The Supreme Court said Thursday the government’s 2013 decision that outlawed a left-leaning teachers union was illegitimate, overturning earlier lower court judgments in a move that could help the group to win back its status as a legal trade union.
The ruling was a dramatic turn of events in a nearly seven-year feud between the Korean Teachers and Education Workers’ Union and the Labor Ministry, which has accused the group of infringing on the labor law by having nine dismissed teachers among its members.
The 11-judge bench of the Supreme Court presided over by Justice Roh Tae-ak ordered a retrial of the case and sent it back to the Seoul High Court.
The legal dispute dates to October 2013 when the Labor Ministry notified the group, with some 53,000 members as of 2014, that it was no longer recognized as a legal organization due to the union’s repeated refusal to deny membership to nine fired teachers.
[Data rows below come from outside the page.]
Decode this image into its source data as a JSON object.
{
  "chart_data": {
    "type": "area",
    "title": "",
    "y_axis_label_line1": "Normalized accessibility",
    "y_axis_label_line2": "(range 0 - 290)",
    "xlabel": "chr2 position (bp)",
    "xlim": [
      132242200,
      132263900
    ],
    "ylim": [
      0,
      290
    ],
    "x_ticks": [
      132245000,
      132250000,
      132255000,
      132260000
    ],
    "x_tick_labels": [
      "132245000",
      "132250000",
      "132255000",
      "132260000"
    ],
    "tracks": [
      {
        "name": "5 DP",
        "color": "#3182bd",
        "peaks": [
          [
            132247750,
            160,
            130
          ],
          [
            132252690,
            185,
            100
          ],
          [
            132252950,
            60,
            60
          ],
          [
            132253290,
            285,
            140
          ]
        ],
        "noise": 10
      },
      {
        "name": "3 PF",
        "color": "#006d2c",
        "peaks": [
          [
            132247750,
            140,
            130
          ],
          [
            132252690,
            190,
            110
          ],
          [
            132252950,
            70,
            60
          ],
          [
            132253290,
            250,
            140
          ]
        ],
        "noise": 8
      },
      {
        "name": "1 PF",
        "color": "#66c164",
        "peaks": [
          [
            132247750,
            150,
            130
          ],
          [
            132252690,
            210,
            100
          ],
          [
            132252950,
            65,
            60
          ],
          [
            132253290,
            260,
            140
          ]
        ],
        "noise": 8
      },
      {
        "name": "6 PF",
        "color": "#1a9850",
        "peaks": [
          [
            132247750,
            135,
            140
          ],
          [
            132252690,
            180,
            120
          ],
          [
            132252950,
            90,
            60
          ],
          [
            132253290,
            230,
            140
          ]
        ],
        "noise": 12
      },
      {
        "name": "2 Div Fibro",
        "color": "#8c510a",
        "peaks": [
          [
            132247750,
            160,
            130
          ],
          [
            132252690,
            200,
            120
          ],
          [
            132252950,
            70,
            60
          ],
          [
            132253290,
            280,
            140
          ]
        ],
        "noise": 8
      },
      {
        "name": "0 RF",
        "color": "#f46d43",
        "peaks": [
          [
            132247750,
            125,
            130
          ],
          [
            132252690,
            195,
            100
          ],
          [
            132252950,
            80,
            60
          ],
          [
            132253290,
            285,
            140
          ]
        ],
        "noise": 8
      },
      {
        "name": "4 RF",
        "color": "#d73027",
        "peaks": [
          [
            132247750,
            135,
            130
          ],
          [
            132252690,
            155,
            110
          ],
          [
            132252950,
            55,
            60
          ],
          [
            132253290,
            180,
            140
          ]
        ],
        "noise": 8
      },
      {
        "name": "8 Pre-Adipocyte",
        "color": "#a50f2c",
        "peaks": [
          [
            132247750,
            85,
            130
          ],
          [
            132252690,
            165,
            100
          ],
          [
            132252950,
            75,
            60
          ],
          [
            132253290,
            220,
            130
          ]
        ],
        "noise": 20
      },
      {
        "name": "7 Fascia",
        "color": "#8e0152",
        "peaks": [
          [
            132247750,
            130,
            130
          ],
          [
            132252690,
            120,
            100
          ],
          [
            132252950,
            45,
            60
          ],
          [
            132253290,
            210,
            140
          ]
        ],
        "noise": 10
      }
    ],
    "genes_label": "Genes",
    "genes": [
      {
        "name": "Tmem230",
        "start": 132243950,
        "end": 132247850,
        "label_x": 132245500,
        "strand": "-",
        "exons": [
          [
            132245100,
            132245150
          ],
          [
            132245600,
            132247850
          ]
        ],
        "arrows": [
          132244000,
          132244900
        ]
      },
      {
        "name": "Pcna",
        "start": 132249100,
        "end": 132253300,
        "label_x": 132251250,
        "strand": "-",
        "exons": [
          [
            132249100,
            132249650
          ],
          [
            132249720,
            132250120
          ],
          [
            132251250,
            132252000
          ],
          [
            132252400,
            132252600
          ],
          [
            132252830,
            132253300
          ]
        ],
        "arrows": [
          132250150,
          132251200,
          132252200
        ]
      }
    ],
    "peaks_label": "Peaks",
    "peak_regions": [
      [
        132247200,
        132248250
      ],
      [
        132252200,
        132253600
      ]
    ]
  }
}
Judges said the government’s decision was unlawful as the enforcement ordinance the government cited for delegalizing the group is unconstitutional for “fundamentally restricting labor´s three primary rights” for organization, collective bargaining and collective action.
“Outlawing the union is not a simple deprivation of its position. It is tantamount to denying its existence” Chief Justice Kim Myeong-su said while delivering verdict.
Following the ministry’s notification in 2013, the union immediately filed a motion of injunction, requesting the suspension of effectiveness of its delegalization, in which courts ruled in favor of the group to retain legal status temporarily.
But the union faced a series of setbacks in following key legal battles, including a landmark ruling in June 2014 by the Seoul High Court that approved the government’s decision for outlawing the KTU. An appeal court also upheld the lower court’s ruling in 2016.
Losing the legal trade union status had dealt a great blow to the group, including preventing it from using the title “labor union” and engaging in negotiations with school authorities.
Founded in 1998, the teachers’ union became a legitimate organization the following year under the liberal government led by President Kim Dae-jung.
The KTU welcomed the Supreme Court’s ruling and called on the government and the judiciary to apologize for “state violence.”
“The administrations of (former presidents) Lee Myung-bak and Park Guen-hye suppressed the KTU by exercising all of their national power,” the group said.
It also demanded to help teachers who were fired by their schools due to the government’s decision to get back to work.
Later in the day, the Labor Ministry said it would begin procedures to scrap the notification of the KTU’s delegalization as soon as possible.
Meanwhile, the Labor Ministry has been pushing for a revision of labor law to allow dismissed workers to join trade unions in a bid to ratify the International Labor Organization’s key rights convention.
The government submitted legal amendments to the National Assembly on June 30 that stipulate that trade unions be allowed to autonomously determine qualifications for union members.
If passed, the progressive union would be able to win back its legal status regardless of Thursday’s ruling.